PAULA GUNN ALLEN: It’s an event I have been sitting here trying to think of what’s the word. I’m a poet and I cannot think of one. It creates in me and in everyone I have talked to since it opened, and I have been vaguely involved in it since the very beginning. I don’t know. It’s pride, it’s relief, it’s grief, it’s anguish, it’s joy, it’s beauty. I read some of the press releases, and they don’t like it because it doesn’t do white stuff. I’m rather interested that A.I.M. wants us to attack the United States, but you know, most of the folks don’t see any point in that. What’s important is that we’re here. We’re still occupied. There’s no post-colonial Native America. Nor will there ever be, unless all of you want to leave, but that’s not going to happen. So, what we have is our statement of how we are. That museum is about us telling each other about where we have been and what we have done, what’s been going on. And the outsiders are very unhappy that it doesn’t do what — it’s not scholarly enough or it’s not political enough or it’s not historical enough or it’s not ethnographic enough, it’s not white enough. As for the radical Indians, well, they have a point. They always have a point. I’m half in agreement with them, half of the time. But we are a little more conservative out here in the west. Actually, I have been back east and have talked to people from all kinds of tribes back there. It isn’t about confrontation to us. It’s about we’re here, and we’re not going anywhere. 400, 500 years, you cannot make us go away.

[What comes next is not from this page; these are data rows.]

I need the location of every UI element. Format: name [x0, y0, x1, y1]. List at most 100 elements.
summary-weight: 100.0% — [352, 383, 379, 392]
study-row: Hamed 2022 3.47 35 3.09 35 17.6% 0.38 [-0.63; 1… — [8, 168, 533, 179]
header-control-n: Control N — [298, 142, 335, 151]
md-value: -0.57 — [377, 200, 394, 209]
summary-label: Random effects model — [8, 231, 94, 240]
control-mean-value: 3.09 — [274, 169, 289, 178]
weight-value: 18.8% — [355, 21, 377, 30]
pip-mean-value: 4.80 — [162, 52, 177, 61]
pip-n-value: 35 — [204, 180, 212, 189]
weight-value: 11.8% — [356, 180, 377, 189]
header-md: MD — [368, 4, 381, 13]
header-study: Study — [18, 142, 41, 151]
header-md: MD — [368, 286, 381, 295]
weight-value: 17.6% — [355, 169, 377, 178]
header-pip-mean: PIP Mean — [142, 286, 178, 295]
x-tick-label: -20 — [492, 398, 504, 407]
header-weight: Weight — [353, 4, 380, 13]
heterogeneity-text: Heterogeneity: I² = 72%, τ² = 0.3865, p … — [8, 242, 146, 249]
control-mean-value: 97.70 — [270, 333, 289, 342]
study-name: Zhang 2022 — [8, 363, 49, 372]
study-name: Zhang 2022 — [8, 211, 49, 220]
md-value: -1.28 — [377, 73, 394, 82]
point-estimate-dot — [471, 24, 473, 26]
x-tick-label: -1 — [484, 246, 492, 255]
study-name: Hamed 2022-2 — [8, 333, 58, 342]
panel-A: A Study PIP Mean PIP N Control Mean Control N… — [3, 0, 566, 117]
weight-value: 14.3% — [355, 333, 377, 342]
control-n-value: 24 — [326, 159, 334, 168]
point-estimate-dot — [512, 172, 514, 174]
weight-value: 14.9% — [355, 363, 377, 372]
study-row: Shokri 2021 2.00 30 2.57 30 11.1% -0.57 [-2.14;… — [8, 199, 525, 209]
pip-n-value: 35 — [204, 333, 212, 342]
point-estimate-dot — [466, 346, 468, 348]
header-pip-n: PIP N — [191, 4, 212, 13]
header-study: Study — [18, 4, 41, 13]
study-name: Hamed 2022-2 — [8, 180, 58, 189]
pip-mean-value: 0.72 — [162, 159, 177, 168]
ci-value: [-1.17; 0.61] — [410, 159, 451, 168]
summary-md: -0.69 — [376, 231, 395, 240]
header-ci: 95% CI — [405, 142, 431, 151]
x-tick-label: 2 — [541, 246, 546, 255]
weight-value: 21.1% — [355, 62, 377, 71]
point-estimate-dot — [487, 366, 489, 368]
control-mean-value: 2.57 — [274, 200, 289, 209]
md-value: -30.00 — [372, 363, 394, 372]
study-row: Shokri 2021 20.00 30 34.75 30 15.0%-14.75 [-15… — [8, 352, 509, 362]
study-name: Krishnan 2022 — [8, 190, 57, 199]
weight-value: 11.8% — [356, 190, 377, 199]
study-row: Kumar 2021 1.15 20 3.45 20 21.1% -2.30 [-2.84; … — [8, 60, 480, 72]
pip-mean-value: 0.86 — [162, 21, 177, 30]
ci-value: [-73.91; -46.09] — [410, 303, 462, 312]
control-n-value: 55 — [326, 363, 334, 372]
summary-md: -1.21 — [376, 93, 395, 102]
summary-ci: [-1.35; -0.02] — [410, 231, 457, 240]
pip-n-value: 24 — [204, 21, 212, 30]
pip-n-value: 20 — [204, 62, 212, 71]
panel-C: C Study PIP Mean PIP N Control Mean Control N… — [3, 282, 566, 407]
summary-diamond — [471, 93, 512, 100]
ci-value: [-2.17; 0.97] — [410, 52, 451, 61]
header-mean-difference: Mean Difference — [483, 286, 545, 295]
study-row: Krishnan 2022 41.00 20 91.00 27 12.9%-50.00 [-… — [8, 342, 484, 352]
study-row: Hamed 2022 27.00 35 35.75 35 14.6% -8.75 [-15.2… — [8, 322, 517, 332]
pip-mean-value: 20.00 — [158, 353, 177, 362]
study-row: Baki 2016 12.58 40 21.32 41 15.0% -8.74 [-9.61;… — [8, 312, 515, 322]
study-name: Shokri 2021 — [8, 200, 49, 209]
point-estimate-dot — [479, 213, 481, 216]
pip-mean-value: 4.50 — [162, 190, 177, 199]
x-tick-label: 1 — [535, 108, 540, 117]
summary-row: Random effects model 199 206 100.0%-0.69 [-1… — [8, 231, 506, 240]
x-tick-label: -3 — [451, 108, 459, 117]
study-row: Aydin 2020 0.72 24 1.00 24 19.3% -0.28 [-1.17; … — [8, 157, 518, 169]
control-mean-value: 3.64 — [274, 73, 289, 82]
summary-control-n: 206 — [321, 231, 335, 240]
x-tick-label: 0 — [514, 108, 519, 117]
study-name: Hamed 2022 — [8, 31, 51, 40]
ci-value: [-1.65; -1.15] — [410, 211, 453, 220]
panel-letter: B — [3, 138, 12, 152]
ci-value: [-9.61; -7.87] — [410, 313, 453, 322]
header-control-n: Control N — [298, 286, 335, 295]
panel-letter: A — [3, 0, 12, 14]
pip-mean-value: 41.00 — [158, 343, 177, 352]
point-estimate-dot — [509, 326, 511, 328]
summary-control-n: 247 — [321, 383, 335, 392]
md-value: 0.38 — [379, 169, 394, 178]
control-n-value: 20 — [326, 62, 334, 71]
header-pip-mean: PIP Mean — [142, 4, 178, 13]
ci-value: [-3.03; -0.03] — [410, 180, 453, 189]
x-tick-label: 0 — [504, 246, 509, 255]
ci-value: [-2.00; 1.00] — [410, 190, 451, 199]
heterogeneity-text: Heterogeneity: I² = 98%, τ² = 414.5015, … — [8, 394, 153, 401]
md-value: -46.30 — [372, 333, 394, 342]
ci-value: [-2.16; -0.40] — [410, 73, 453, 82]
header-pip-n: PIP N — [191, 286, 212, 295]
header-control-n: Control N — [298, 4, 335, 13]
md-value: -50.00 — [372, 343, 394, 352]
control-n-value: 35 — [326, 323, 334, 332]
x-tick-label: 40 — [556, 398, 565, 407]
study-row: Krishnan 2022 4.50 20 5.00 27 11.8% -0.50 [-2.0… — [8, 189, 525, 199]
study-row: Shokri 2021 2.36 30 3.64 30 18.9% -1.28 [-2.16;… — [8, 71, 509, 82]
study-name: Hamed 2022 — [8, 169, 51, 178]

AMY GOODMAN: We’re also joined on the telephone by Ramona Sakiestewa. She is design consultant for the National Museum of the American Indian. She joins us from Santa Fe, where we were last night. You helped design this museum. Can you talk about its unusual design with no right angles, for example?
RAMONA SAKIESTEWA: Well, good morning. Yes, I would like to just play off of what Paula Gunn Allen said. The museum, even in its conceptual shape, reflects over 150 meetings with indigenous people from throughout the Americas. This was a collective vision. The shape is really in reference to the landscape and is carved from something that was — over time to make you remember wind and water and what it does to the landscape. There’s a great deal of memory inherent in the landscape itself about Washington long before it was Washington, D.C., but when it was a wetland.
JUAN GONZALEZ: Amy, I —
AMY GOODMAN: Can you just —
JUAN GONZALEZ: I’d like to ask —
AMY GOODMAN: Juan, go ahead.
JUAN GONZALEZ: Yes, I’d like to ask Ramona, in terms of the funding for the museum, did this come largely — was this the federal government or was it private sources? How did the idea and the — how did the museum come to life in terms of funding?
RAMONA SAKIESTEWA: It was — this is really a question for Rick West, but in generalities, it was the legislation for it was November 28, I believe, 1989, and the funding was both federal and had to be at least half privately funded, and I believe more than half was privately funded.
AMY GOODMAN: Well, Ramona Sakiestewa, designer for the National Museum of the American Indian, and Paula Gunn Allen, I want to thank you for being with us. I hope to have you back, Paula Gunn Allen, to talk about your book, to talk about Pocahontas and talk to about a different version of history in this country.